Tag Archives: G. Polya

The Time We Should Be Giving Any Republican The Benefit Of The Doubt Is Long Past

There are three questions that any Republican needs to ask themselves before they can be considered deserving of any respect at all. — And no, looking and acting avuncular does not entitle you to the presumption that you are a decent human being and deserving a minimum of respect for that reason.

These questions are inspired by this Washington Post article, and some of the wording is taken directly from that article.

1) Why is it that all these racists are so supportive of my party? Why is it that a bunch of actual Nazis won Republican nominations for elected offices this year, and our nominee for the Senate in Virginia is a neo-Confederate?
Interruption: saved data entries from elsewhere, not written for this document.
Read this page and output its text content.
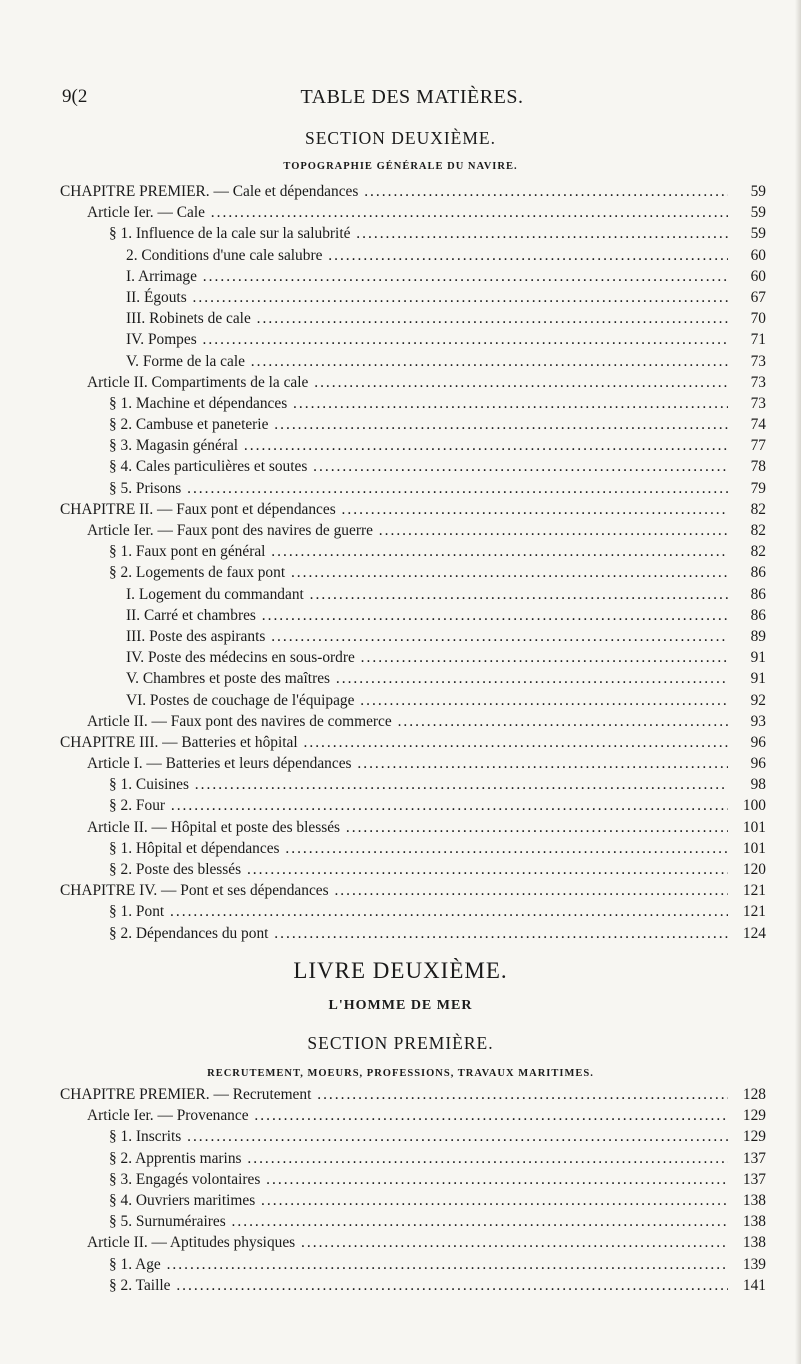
9(2	TABLE DES MATIÈRES.
SECTION DEUXIÈME.
TOPOGRAPHIE GÉNÉRALE DU NAVIRE.
CHAPITRE PREMIER. — Cale et dépendances .....	59
Article Ier. — Cale .....	59
§ 1. Influence de la cale sur la salubrité .....	59
2. Conditions d'une cale salubre .....	60
I. Arrimage .....	60
II. Égouts .....	67
III. Robinets de cale .....	70
IV. Pompes .....	71
V. Forme de la cale .....	73
Article II. Compartiments de la cale .....	73
§ 1. Machine et dépendances .....	73
§ 2. Cambuse et paneterie .....	74
§ 3. Magasin général .....	77
§ 4. Cales particulières et soutes .....	78
§ 5. Prisons .....	79
CHAPITRE II. — Faux pont et dépendances .....	82
Article Ier. — Faux pont des navires de guerre .....	82
§ 1. Faux pont en général .....	82
§ 2. Logements de faux pont .....	86
I. Logement du commandant .....	86
II. Carré et chambres .....	86
III. Poste des aspirants .....	89
IV. Poste des médecins en sous-ordre .....	91
V. Chambres et poste des maîtres .....	91
VI. Postes de couchage de l'équipage .....	92
Article II. — Faux pont des navires de commerce .....	93
CHAPITRE III. — Batteries et hôpital .....	96
Article I. — Batteries et leurs dépendances .....	96
§ 1. Cuisines .....	98
§ 2. Four .....	100
Article II. — Hôpital et poste des blessés .....	101
§ 1. Hôpital et dépendances .....	101
§ 2. Poste des blessés .....	120
CHAPITRE IV. — Pont et ses dépendances .....	121
§ 1. Pont .....	121
§ 2. Dépendances du pont .....	124
LIVRE DEUXIÈME.
L'HOMME DE MER
SECTION PREMIÈRE.
RECRUTEMENT, MOEURS, PROFESSIONS, TRAVAUX MARITIMES.
CHAPITRE PREMIER. — Recrutement .....	128
Article Ier. — Provenance .....	129
§ 1. Inscrits .....	129
§ 2. Apprentis marins .....	137
§ 3. Engagés volontaires .....	137
§ 4. Ouvriers maritimes .....	138
§ 5. Surnuméraires .....	138
Article II. — Aptitudes physiques .....	138
§ 1. Age .....	139
§ 2. Taille .....	141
Why is it that every white nationalist thinks they can find a home in the GOP?

2. What can I do to change that?

I and the writer of the article would be interested to hear their ideas. But so far, we’ve heard pretty much nothing.  In other words, Republicans are not especially interested in making their party unattractive to out and out racists and Nazis. Nor have we seen any effort to create a new, center-right party that does not draw overt racists and Nazis.

Given this, any honest Republican needs to ask themselves:

3) Especially given that I am not interested in making my party unattractive to racists and Nazis or forming a new party, how much of my own attraction to the Republican party stems from the same racism that attracts the Nazis? — the same racism, just not overtly expressed, and doubtlessly hidden even from themselves. (The human capacity for self-deception is practically infinite.)

Drawing on a certain informal principle of plausible reasoning, which can be stated as


Birds of a feather flock together.

or again as:

If you see a bunch of Nazi flesh flies feasting on a piece of rotting carrion along with a bunch of ostensibly non-Nazi flesh flies, all of them are probably drawn to the same stench.

I think the answer is a lot.

If you see members of a flock of birds perfectly content to associate with a bunch of birds with swastikas emblazoned on their wings, and if you observe them failing to form a new flock minus those members, this contentment renders more credible the conclusion that all of the birds feel a certain … affinity … with one another.

Likewise, the togetherness of the flesh flies renders more credible conclusion that both varieties of flesh flies share the same racism.

Among Republicans, this racism is usually not expressed overtly.  It is typically hidden from themselves by an immense amount of self-deception.  Nonetheless, given the usual vehemence with which they react to the charge, their racism is clearly a sore — though unacknowledged — wound for them.

The number of Republicans asking themselves the three questions posed above is vanishingly small. The number of Republicans deserving of any respect at all is vanishingly small. The time is long past that we should give any of them the benefit of the doubt.

Homework Assignment:  Relate the principle stated above to G. Polya’s PATTERNS OF PLAUSIBLE REASONING, especially to pages 111-116.